Total credit extended to the private sector (PSCE) increased by N$1.11 billion or 1.14% m/m in April, bringing the cumulative credit outstanding to N$99.1 billion. On a year-on-year basis, private sector credit extension grew by 6.71% in April, compared to 5.79% recorded in March. On a rolling 12-month basis, N$6.22 billion worth of credit was extended. N$2.86 billion worth of credit has been extended to corporates and N$3.80 billion to individuals on a 12-month cumulative basis, while the non-resident private sector has decreased their borrowings by N$199.1 million.
Credit Extension to Individuals
Credit extended to individuals increased by 7.0% y/y in April, an acceleration from the 6.3% y/y growth recorded in March. Most of the growth stems from an increase in shorter-dated debt, with overdraft facilities to individuals increasing by 0.9% m/m and 6.3% y/y. Other loans and advances recorded growth of 2.0% m/m and 21.2% y/y, while installment credit remained depressed, contracting by 1.2% m/m and 5.7% y/y. Mortgage loans to individuals grew by 0.4% m/m and 7.1% y/y.

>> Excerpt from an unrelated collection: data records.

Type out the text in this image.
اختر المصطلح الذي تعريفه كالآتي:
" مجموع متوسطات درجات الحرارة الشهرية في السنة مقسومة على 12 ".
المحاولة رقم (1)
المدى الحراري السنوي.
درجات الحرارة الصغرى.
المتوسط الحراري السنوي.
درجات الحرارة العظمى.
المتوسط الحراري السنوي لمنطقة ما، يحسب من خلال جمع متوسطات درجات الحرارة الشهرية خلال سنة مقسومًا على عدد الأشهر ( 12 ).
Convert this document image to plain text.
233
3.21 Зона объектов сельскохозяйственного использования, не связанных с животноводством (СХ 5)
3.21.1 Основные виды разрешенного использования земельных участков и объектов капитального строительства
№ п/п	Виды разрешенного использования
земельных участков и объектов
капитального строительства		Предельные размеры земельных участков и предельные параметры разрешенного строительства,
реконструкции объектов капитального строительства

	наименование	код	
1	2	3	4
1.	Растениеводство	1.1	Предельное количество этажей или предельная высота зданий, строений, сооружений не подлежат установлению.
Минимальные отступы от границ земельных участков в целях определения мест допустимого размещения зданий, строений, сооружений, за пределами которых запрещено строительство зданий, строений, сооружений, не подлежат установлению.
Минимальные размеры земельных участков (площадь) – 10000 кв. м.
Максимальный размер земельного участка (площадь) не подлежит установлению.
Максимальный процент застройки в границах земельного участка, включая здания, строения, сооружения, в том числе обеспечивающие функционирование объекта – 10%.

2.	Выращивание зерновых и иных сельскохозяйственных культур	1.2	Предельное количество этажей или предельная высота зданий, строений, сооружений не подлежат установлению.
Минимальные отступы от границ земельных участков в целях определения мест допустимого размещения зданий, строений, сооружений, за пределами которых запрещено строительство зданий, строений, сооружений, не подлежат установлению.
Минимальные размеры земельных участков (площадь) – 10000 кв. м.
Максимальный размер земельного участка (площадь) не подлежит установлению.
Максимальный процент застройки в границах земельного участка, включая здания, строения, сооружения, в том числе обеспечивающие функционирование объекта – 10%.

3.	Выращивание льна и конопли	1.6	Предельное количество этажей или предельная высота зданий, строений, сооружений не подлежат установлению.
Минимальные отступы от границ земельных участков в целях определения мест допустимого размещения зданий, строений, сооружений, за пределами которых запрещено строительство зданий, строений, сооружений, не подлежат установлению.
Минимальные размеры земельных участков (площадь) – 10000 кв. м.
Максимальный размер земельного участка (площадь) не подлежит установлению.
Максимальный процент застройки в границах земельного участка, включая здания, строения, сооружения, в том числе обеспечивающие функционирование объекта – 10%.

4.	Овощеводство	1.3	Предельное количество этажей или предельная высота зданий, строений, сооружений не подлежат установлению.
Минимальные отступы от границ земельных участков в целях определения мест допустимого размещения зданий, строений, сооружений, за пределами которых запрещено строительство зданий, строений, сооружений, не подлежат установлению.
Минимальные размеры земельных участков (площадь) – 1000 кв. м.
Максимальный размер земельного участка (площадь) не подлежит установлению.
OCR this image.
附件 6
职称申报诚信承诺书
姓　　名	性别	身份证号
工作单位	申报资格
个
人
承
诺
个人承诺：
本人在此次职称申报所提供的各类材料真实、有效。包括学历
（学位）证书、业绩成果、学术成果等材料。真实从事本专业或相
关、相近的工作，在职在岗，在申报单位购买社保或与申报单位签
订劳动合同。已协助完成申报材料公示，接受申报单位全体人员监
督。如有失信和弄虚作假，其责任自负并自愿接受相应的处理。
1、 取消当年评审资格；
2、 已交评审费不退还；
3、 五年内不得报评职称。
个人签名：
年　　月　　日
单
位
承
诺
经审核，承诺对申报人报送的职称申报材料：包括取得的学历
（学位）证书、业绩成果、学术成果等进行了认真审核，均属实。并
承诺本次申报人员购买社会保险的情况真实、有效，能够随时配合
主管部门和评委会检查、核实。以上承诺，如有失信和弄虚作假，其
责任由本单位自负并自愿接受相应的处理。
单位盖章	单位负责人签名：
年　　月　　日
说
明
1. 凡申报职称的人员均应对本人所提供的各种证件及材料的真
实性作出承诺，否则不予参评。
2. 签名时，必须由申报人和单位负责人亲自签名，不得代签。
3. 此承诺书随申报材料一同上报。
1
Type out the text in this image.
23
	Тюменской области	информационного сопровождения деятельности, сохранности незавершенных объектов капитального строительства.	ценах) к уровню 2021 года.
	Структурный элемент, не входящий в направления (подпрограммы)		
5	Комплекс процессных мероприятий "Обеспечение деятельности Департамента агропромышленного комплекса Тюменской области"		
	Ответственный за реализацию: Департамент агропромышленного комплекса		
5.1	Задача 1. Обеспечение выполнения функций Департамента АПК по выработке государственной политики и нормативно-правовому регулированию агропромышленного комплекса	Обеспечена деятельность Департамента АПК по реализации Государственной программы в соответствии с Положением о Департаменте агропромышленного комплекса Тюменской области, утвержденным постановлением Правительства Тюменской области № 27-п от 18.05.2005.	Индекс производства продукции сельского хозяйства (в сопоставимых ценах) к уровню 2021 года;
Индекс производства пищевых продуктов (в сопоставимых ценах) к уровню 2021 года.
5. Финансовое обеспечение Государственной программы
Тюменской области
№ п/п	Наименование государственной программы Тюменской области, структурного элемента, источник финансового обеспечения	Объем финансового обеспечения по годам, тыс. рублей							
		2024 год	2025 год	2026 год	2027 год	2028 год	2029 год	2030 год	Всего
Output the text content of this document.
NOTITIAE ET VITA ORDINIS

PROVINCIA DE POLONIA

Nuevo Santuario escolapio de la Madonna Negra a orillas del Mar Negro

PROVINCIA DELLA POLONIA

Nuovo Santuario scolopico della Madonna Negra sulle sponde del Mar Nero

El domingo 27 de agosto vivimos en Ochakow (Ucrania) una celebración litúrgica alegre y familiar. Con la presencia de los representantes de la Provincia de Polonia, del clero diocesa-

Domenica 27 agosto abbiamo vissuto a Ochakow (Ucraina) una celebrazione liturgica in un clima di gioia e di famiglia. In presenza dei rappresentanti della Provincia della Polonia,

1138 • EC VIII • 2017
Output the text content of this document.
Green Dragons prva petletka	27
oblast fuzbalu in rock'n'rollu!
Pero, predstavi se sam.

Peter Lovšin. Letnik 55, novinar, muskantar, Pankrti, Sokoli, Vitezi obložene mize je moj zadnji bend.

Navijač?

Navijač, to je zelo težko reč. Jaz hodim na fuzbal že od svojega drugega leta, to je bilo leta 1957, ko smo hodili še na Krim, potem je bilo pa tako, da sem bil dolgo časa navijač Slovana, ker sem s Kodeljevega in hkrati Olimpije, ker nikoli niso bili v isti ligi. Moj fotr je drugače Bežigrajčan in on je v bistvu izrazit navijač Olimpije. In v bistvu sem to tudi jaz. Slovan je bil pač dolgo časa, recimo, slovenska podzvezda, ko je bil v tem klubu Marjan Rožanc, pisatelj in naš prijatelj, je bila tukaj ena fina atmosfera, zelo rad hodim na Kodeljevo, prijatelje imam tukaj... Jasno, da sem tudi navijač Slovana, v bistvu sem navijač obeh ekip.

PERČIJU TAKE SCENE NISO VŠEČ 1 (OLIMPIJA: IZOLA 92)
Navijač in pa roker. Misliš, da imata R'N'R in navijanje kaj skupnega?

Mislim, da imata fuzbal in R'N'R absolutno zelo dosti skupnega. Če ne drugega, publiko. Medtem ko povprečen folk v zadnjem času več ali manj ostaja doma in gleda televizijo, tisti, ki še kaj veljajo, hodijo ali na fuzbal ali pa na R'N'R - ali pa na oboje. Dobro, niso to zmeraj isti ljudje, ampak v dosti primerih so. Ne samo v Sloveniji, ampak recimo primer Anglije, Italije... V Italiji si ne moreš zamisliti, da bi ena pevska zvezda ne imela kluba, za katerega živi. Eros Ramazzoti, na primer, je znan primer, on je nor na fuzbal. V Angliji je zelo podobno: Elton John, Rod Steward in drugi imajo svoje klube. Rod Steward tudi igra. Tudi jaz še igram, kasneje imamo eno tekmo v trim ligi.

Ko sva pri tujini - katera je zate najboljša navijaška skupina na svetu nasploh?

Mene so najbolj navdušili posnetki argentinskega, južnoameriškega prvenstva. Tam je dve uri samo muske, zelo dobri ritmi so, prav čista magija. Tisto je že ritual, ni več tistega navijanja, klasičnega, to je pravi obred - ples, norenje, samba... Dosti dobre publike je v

Credit Extension to Corporates
Credit extension to corporates grew by 2.1% m/m and 7.7% y/y in April. On a rolling 12-month basis, N$2.86 billion was extended to corporates as at the end of April compared to N$2.05 billion as at the end of March. The month-on-month increase was mostly driven by corporates making use of short-term credit facilities, in particular overdrafts, which increased by 4.7% m/m and 9.0% y/y. Other loans and advances, which consists of credit card debt, personal and term loans, extended to businesses increased by 4.7% m/m and 26.2% y/y. Mortgage loans extended to corporates contracted by 0.8% m/m, but increased by a low 0.1% y/y.
Banking Sector Liquidity
The overall liquidity position of commercial banks increased by N$31.4 million to an average of N$4.15 billion during April from N$4.11 billion in March. According to the Bank of Namibia (BoN), the increase is attributable to SACU receipts, coupled with increased mineral proceeds during the period under review. The improved liquidity resulted in a further decrease in use of the BoN’s repo facility by commercial banks, with the outstanding balance of repo’s decreasing from N$479.3 million at the start of April to N$385.7 million by month end.
Reserves and Money Supply
Broad money supply rose by N$9.91 billion or 10.2% y/y in April following a 6.9% y/y increase in March, as per the BoN’s latest money statistics release. Foreign reserve balances rose by 4.9% m/m to an all-time-high of N$34.2 billion in April. The BoN stated that the increase is largely due to the increase in the SACU receipts.
Private sector credit extension growth remained depressed at the end of April, increasing by 6.7% y/y. From a 12-month rolling perspective, credit issuance is up 13.1% from the N$5.51 billion issuance observed at the end of April 2018, with individuals taking up most (61.0%) of the credit extended over the past 12 months. Most of the growth in PSCE for April stemmed from shorter-dated debt. Our expectation is for private sector credit extension to remain under pressure as both consumer and business confidence remains low.
We expect the BoN to follow the SARB’s MPC decision to leave the Repo rate unchanged at its next MPC meeting later this month. Interest rates, however, remain accommodative and further rate cuts are unlikely to result in a meaningful increase in the uptake of credit.